Prevalence estimation in infectious diseases with imperfect tests: A comparison of Frequentist and Bayesian Logistic Regression methods with misclassification correction
Jorge Mario Estrada Alvarez, Henan F. Garcia, Miguel Ángel Montero-Alonso, Juan de Dios Luna del Castillo
TL;DR
The study addresses bias from imperfect diagnostic tests in estimating infectious disease prevalence and compares four regression approaches that correct misclassification: STD with external correction, Liu's joint misclassification model, BC, and BEC. Using data from 11,452 adults screened for HIV and syphilis, the authors show that Liu often yields higher prevalence estimates but suffers from wide CIs and convergence issues in low-prevalence contexts, while BEC achieves intermediate prevalence with the narrowest CIs and more stable intercepts, aided by informative priors. Bayesian methods with misclassification correction prove robust and flexible, particularly when diagnostic uncertainty is high or data are sparse. Overall, the work provides practical guidance for selecting prevalence-estimation methods in low-prevalence infectious-disease surveillance, highlighting the trade-offs between model complexity, prior information, and estimation stability, especially in the presence of misclassification.
Abstract
Accurate estimation of disease prevalence is essential for guiding public health strategies. Imperfect diagnostic tests can cause misclassification errors-false positives (FP) and false negatives (FN)-that may skew estimates if unaddressed. This study compared four statistical methods for estimating the prevalence of sexually transmitted infections (STIs) and associated factors, while correcting for misclassification.

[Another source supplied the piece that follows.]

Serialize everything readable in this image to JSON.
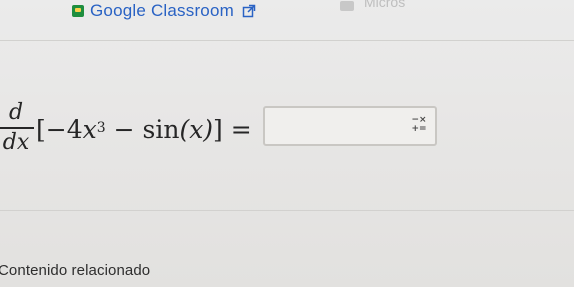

The methods were: (1) Standard Logistic Regression with external correction using known sensitivity and specificity; (2) the Liu et al. model, which jointly estimates FP and FN rates; (3) Bayesian Logistic Regression with external correction; and (4) a Bayesian model with internal correction using informative priors on diagnostic accuracy. Data came from 11,452 participants in a voluntary screening campaign for HIV, syphilis, and hepatitis B (2020-2024). Prevalence estimates and regression coefficients were compared across models using relative changes from crude estimates, confidence interval (CI) width, and coefficient variability. The Liu model produced higher prevalence estimates but had wider CIs and convergence issues in low-prevalence settings. The Bayesian model with internal correction gave intermediate estimates with the narrowest CIs and more stable intercepts, suggesting improved baseline prevalence estimation. Informative or weakly informative priors helped regularize estimates, especially in small-sample or rare-event contexts. Accounting for misclassification influenced both prevalence and covariate associations. While the Liu model offers theoretical strengths, its practical limitations in sparse data settings reduce its utility. Bayesian models with misclassification correction emerge as robust and flexible tools, particularly valuable in low-prevalence contexts where diagnostic uncertainty is high.